Так что весьма бойко и убедительно излагавший накануне легенду зашифровки Кудрявцев-младший в отдельных мелочах не врал. Он и в самом деле был переведен в ленинградский аппарат всего два месяца назад. Переведен, как нетрудно догадаться, не без участия все того же Иващенко. Другое дело, что, при всех своих, в чем-то близких отцовским, чувствах к Володе, на людях, да и при нем самом Валентин Сергеевич особого отношения к новому сотруднику не выказывал, – чужих любимчиков он не выносил, а своих не заводил…
– …Согласен, Валентин Сергеевич, погорячился. Кстати, память у Гиля и в самом деле совсем не стариковская. Ленина цитирует целыми абзацами и без единой запинки.
– Лучше бы он его не по памяти, а по тетрадям своим цитировал. Тогда бы вся эта бодяга, глядишь, и закончилась. Хорошо, Володя, предлагаю на этом месте взять паузу. Потому как – есть время разбрасывать мысли, но требуется время и собраться с ними. Ты неплохо отработал, так что сегодня даю возможность отдохнуть. Поезжай домой, выспись. А завтра, с новыми силами…
– А можно вопрос?
– Валяй.
– Вы сказали, что про семейство Алексеевых поболее знаете. А их что, уже брали в работу? По нашему ведомству?
– Просто так любопытствуешь или с прицелом?
– Да пока и сам не знаю, – честно признался Кудрявцев.
– Руководствуешься принципом «информация лишней не бывает»? Похвально. Только, скажу тебе по секрету, еще как бывает. А что касается Алексеевых – тут все просто. Там же, у Елены этой, старшая сестра имеется. Ты в курсе?
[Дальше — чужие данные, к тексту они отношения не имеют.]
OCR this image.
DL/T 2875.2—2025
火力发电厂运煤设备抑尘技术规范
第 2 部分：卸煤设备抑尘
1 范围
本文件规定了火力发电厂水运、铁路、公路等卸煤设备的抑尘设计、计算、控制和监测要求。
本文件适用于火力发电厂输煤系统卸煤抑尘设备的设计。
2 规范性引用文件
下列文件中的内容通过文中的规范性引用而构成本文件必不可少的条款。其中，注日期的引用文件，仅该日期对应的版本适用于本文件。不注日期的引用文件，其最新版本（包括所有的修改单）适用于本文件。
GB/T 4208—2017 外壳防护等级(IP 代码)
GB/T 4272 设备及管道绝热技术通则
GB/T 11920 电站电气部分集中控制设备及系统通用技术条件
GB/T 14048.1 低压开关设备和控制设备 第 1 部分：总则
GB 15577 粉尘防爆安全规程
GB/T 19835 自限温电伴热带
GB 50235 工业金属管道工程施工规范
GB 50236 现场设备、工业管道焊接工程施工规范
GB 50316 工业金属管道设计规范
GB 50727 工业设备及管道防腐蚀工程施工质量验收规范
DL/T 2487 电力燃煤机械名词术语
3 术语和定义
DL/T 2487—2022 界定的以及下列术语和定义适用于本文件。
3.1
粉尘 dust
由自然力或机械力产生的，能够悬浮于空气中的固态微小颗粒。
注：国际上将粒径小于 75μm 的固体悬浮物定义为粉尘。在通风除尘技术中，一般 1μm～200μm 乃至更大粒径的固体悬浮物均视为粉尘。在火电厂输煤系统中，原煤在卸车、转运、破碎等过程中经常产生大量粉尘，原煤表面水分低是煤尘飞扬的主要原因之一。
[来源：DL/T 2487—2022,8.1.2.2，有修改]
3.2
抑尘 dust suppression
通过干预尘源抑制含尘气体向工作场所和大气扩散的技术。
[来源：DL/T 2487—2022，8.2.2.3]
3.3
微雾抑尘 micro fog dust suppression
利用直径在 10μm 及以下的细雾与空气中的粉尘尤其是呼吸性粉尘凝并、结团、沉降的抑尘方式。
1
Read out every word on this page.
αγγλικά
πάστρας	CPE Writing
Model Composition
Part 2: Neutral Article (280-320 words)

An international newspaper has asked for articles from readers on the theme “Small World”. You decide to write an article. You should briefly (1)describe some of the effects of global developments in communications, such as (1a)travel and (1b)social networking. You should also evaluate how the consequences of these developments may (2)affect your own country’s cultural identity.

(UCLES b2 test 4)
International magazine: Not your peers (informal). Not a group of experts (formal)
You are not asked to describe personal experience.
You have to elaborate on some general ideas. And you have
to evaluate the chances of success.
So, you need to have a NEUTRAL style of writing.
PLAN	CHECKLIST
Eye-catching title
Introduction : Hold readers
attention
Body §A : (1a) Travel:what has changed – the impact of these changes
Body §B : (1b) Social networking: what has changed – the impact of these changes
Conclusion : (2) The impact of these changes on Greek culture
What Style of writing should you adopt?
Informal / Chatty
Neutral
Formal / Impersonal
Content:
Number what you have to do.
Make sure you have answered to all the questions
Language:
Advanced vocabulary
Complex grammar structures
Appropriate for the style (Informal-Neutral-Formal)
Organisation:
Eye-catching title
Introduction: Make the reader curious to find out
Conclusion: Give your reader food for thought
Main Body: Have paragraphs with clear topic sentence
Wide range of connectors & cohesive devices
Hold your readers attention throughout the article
– Вчера вскользь прозвучало. Нелли, кажется?
– Она самая. Нелли Кашубская. С полгодика взад из Москвы пришел запрос отработать ее и ближайшее окружение в связи с рассмотрением данной кандидатуры для технической работы в нашем дип-корпусе в Швеции.
– Ого! Так она?..
– Нет, это не то, о чем ты подумал. Кашубская – филолог, специалист по скандинавской литературе. Самое главное – в совершенстве владеет шведским и финским языками.
– И что же? Отправили ее в Швецию?
– Отправили. Причем невзирая что происхождение там отнюдь не пролетарское, а сама Кашубская даже не комсомолка. Посему, думается мне, и тут без Гиля не обошлось.
– А здесь какая связь? Гиль – он же крестный Лены, а не Нелли?
– За Кашубскую хлопотала сама Коллонтай, которая доселе эту барышню в глаза не видела. Однако некогда Коллонтай состояла в приятельских отношениях с Гилем.
– Вы намекаете, что?..
– Не намекаю, а предполагаю. Скорее всего, Казимирыч сыскал способ порекомендовать Нелли для подобной работы. Не удивлюсь, если москвичи дали добро на выезд, рассчитывая, что с Кашубской тот постарается переправить свои тетради на Запад.
Кудрявцев секундно задумался.
– В принципе, версия вполне состоятельная.
– Состоятельная, но не состоявшаяся: не обнаружили в вещах Кашубской ничего крамольного…
Ладно, хорош. У меня тут и других дел, помимо отработки московских капризов, по горло. Марш отдыхать! Пока я не передумал.
– Всего доброго, Валентин Сергеевич.
– Володя! – уже в дверях окликнул Иващенко. – А вот ежели без отчетов и провокаций? Как персонально тебе за эти две с огузком недели Гиль показался? Если не хочешь, можешь не отвечать.
– Врать не буду. Нравится мне этот старик. Ой! Извините!